13 April 2015 | Web Development

WordPress robots.txt update

The robots.txt file is an important little file. A robots.txt file communicates with search engines. When a search engine crawl robot comes to your website, the first thing it does is look for this special little file on the server.

What is robots.txt?

It’s just a simple text file. But it has an important job – it tells the crawl robot which pages or folders of your website should be crawled and indexed, and which ones should be ignored.

The way search engines crawl websites nowadays has changed quite a bit so it was time for a robots.txt file update for our WordPress websites.

What does our new WordPress robots.txt file look like?

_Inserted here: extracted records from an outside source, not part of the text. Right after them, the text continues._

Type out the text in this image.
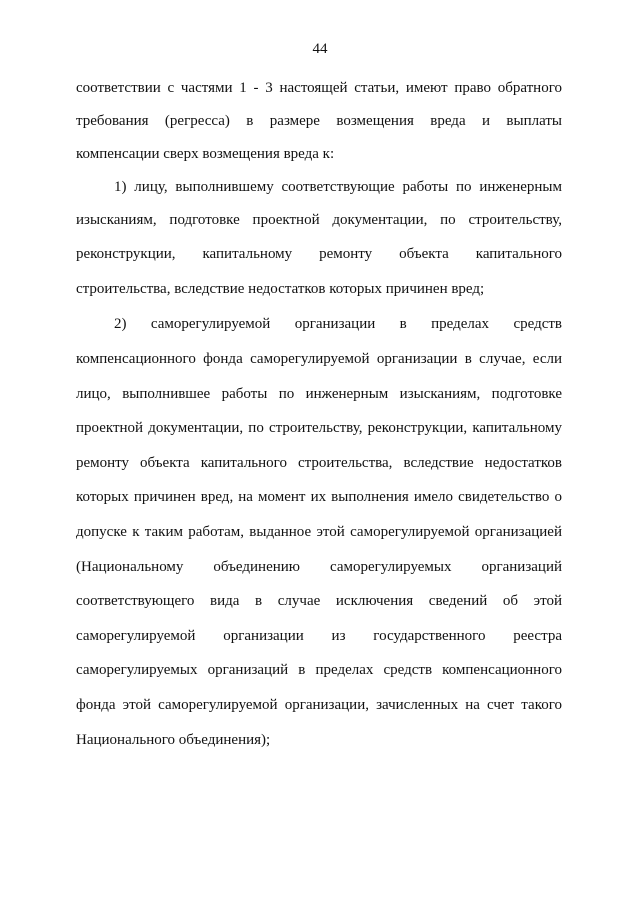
44
соответствии с частями 1 - 3 настоящей статьи, имеют право обратного
требования (регресса) в размере возмещения вреда и выплаты
компенсации сверх возмещения вреда к:
1) лицу, выполнившему соответствующие работы по инженерным
изысканиям, подготовке проектной документации, по строительству,
реконструкции, капитальному ремонту объекта капитального
строительства, вследствие недостатков которых причинен вред;
2) саморегулируемой организации в пределах средств
компенсационного фонда саморегулируемой организации в случае, если
лицо, выполнившее работы по инженерным изысканиям, подготовке
проектной документации, по строительству, реконструкции, капитальному
ремонту объекта капитального строительства, вследствие недостатков
которых причинен вред, на момент их выполнения имело свидетельство о
допуске к таким работам, выданное этой саморегулируемой организацией
(Национальному объединению саморегулируемых организаций
соответствующего вида в случае исключения сведений об этой
саморегулируемой организации из государственного реестра
саморегулируемых организаций в пределах средств компенсационного
фонда этой саморегулируемой организации, зачисленных на счет такого
Национального объединения);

Honestly it looks very simple.

User-agent: *
Disallow: /ga/
Sitemap: http://domain.nz/sitemap_index.xml

The first line names the user agent. This is the actual name of the search crawl bot we are trying to communicate with – for example it could be Googlebot or Bingbot. To instruct all search engine bots to craw your website, we simply use the *.

In the next line we have disallowed the bots to crawl our GA folder. This folder houses the file which sets a Google Analytics filter cookie which prevents your own visits to your website being added to your website statistics. We may also block specific directories depending on the project.

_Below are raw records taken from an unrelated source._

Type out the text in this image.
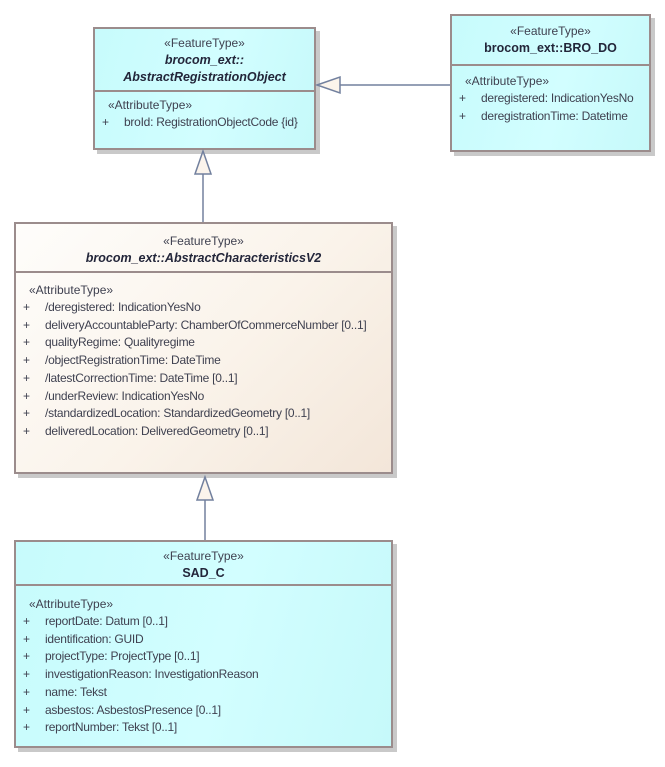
«FeatureType»
brocom_ext::
AbstractRegistrationObject
«AttributeType»
+	broId: RegistrationObjectCode {id}
«FeatureType»
brocom_ext::BRO_DO
«AttributeType»
+	deregistered: IndicationYesNo
+	deregistrationTime: Datetime
«FeatureType»
brocom_ext::AbstractCharacteristicsV2
«AttributeType»
+	/deregistered: IndicationYesNo
+	deliveryAccountableParty: ChamberOfCommerceNumber [0..1]
+	qualityRegime: Qualityregime
+	/objectRegistrationTime: DateTime
+	/latestCorrectionTime: DateTime [0..1]
+	/underReview: IndicationYesNo
+	/standardizedLocation: StandardizedGeometry [0..1]
+	deliveredLocation: DeliveredGeometry [0..1]
«FeatureType»
SAD_C
«AttributeType»
+	reportDate: Datum [0..1]
+	identification: GUID
+	projectType: ProjectType [0..1]
+	investigationReason: InvestigationReason
+	name: Tekst
+	asbestos: AsbestosPresence [0..1]
+	reportNumber: Tekst [0..1]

Last we provide the bots the link to website’s XML sitemap.
Note: We also add the sitemap link manually to our Google Webmaster Tools account for each website we launch. This allows us to monitor feedback from the search engines.

Googles recommendation for robots.txt

The way Google crawls websites has changed quite a bit over the last few years. Google used to fetch website pages without any styling or JavaScript but now it fetches everything (including CSS styles, images and scripts).

Gone are the days when best practice was to block access to the wp-includes and plugins folders. The wp-includes folder has all the default JavaScript often used in WordPress themes. And it’s the same for the plugins folder; this has the specific plugin styles and scripts needed for the plugins output.

No need for further blocking of the wp-admin folder. Currently WordPress adds a so called “robots meta x-http” header on the admin pages that prevents search engines from showing these pages in the search results.

Final thoughts

Absence of a robots.txt file will not stop search engines from crawling and indexing a website. However, it’s good practice that you create one. Just keep up to date with the latest recommendations from the search engines.